The economic burden of providing health insurance for workers increased more for small businesses than for large ones from 2000 to 2005, but the spike did not cause a significant number of small employers to abandon the benefit.

The Kauffman-RAND Institute for Entrepreneurship Public Policy announced results from a study that examined theimpact of rising healthcare costs on small business. The National Federation of Independent Business, a small business advocate association, responded to the study by stating the findings showed healthcare costs must be contained to safeguard the viability of small business.

“Annual increases in healthcare premiums consume a higher percentage of a business’ payroll now more than ever, far outpacing wage increases,” said Todd Stottlemyer, president and CEO of NFIB. “As a result, many small business owners face a tough decision: provide a raise to their employees or offer healthcare coverage.”

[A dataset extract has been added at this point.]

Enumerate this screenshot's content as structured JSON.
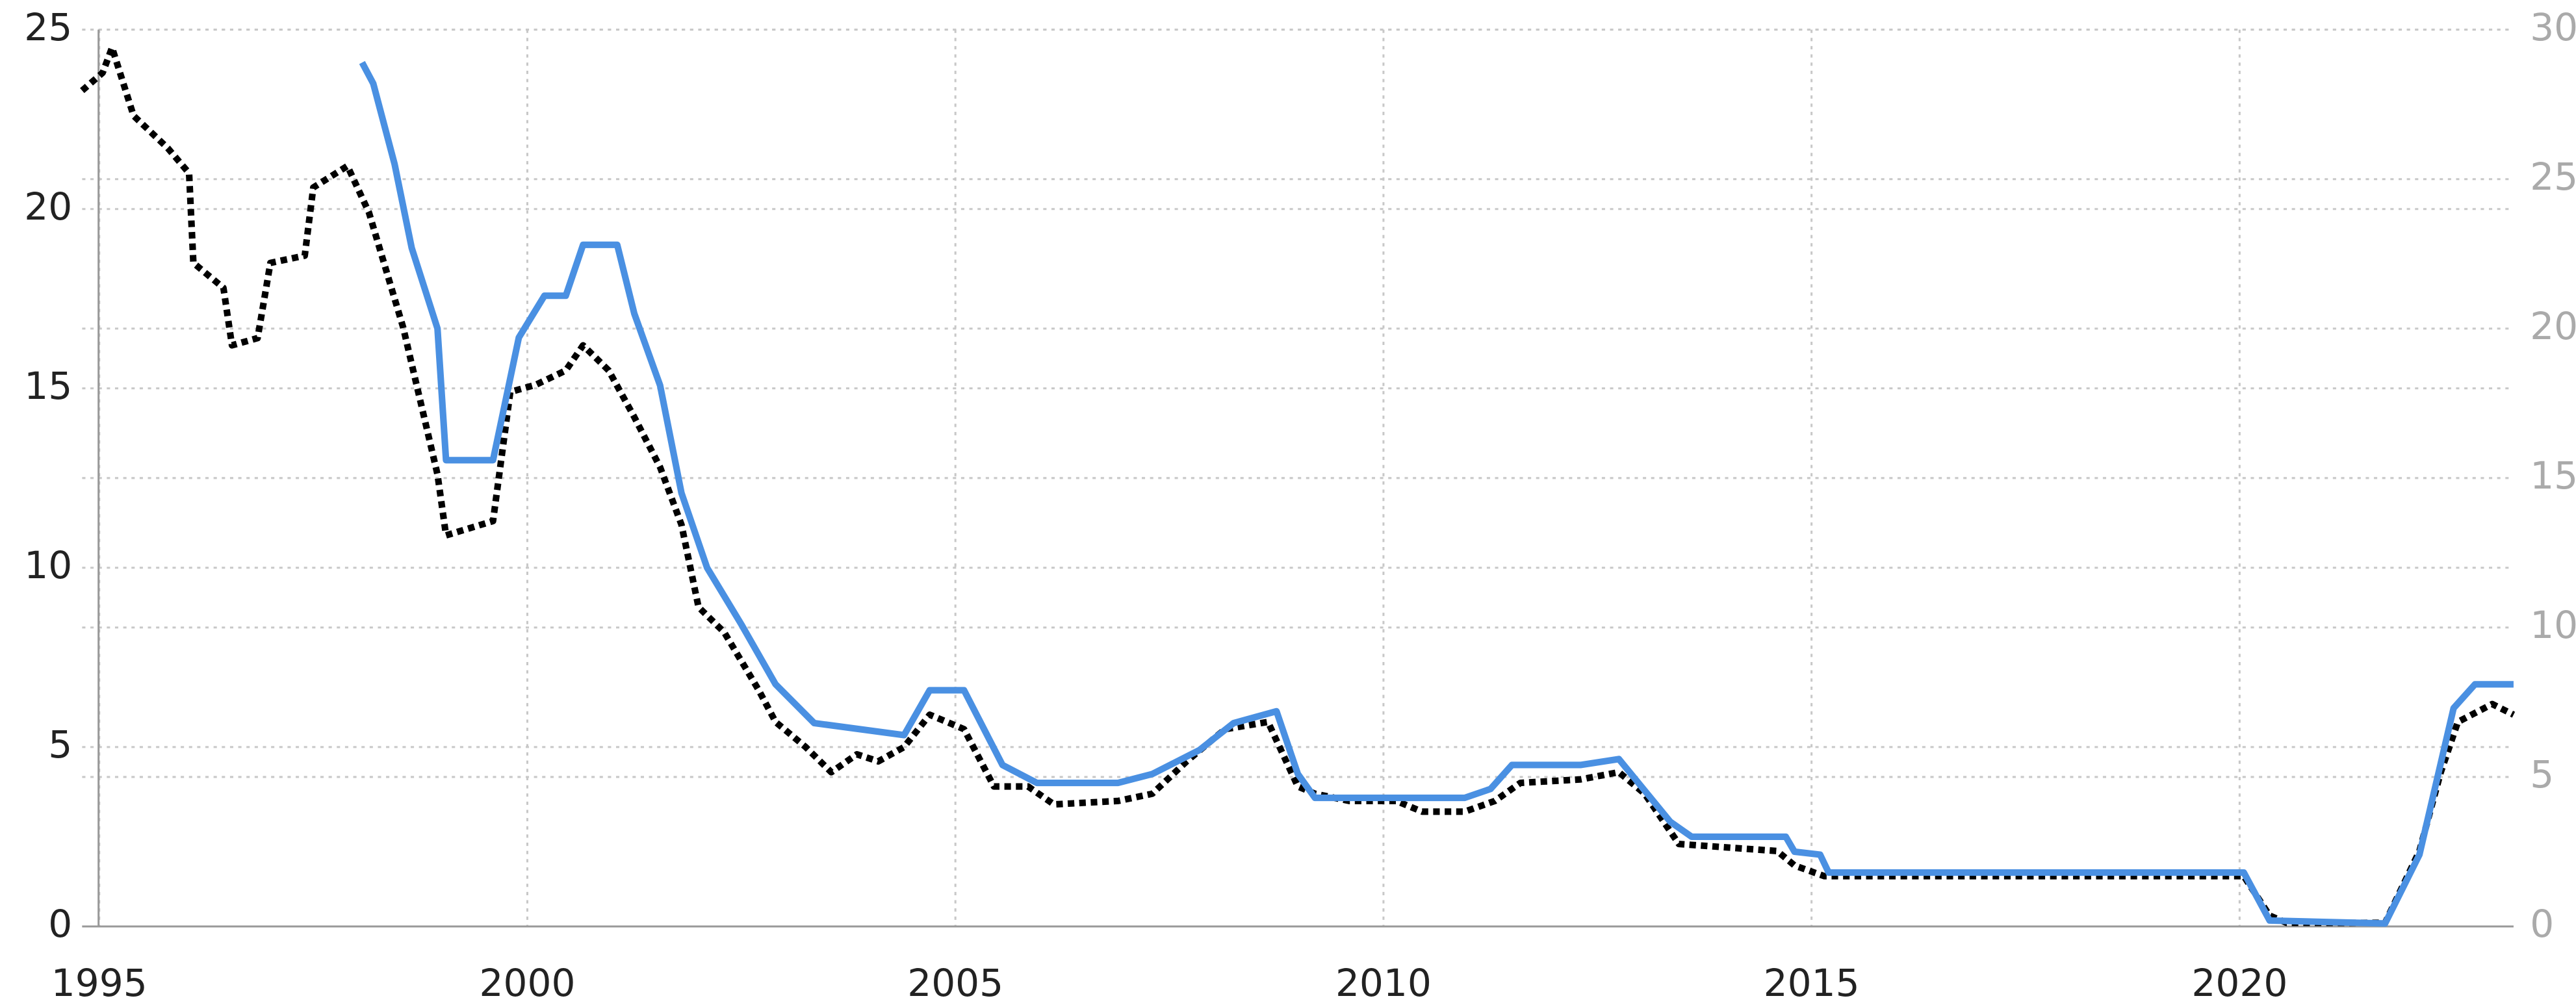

The RAND study found that half of all small businesses that offer health insurance spent more than 10 percent of their payroll on this benefit, “further illustrating why healthcare costs have been the No.1 concern for small business owners and their employees for the past 20 years.”

To address the problem of rising small business healthcare costs, NFIB has launched “Solutions Start Here,” its largest and most aggressive healthcare campaign to-date. As part of this campaign, NFIB will host “Fix-it Forums” in nine cities across the country in order to shed light on how healthcare costs are impacting small business owners and their employees.

“We are also hosting a series of Health Reform Forums that bring together policymakers and health experts to discuss what policy options could be most effective in forming legislation that will increase affordability, enhance coverage and maintain quality,” Stottlemyer said. “Because when healthcare is fixed for small business, it’s fixed for America.”

The Kauffman-RAND Institute report, authored by Drs. Susan M. Gates and Christine Eibner, found that small firms with fewer than 25 employees have been significantly impacted by increases in healthcare costs, with a 43.5 percent increase in the median cost of coverage between 2000 and 2005. This impact is even greater on firms with fewer than 11 employees, experiencing a 53 percent increase over the same time period.

Not only are healthcare costs steadily rising for small businesses, Gates’ and Eibner’s research also found the quality of coverage is not consistent with that of larger firms.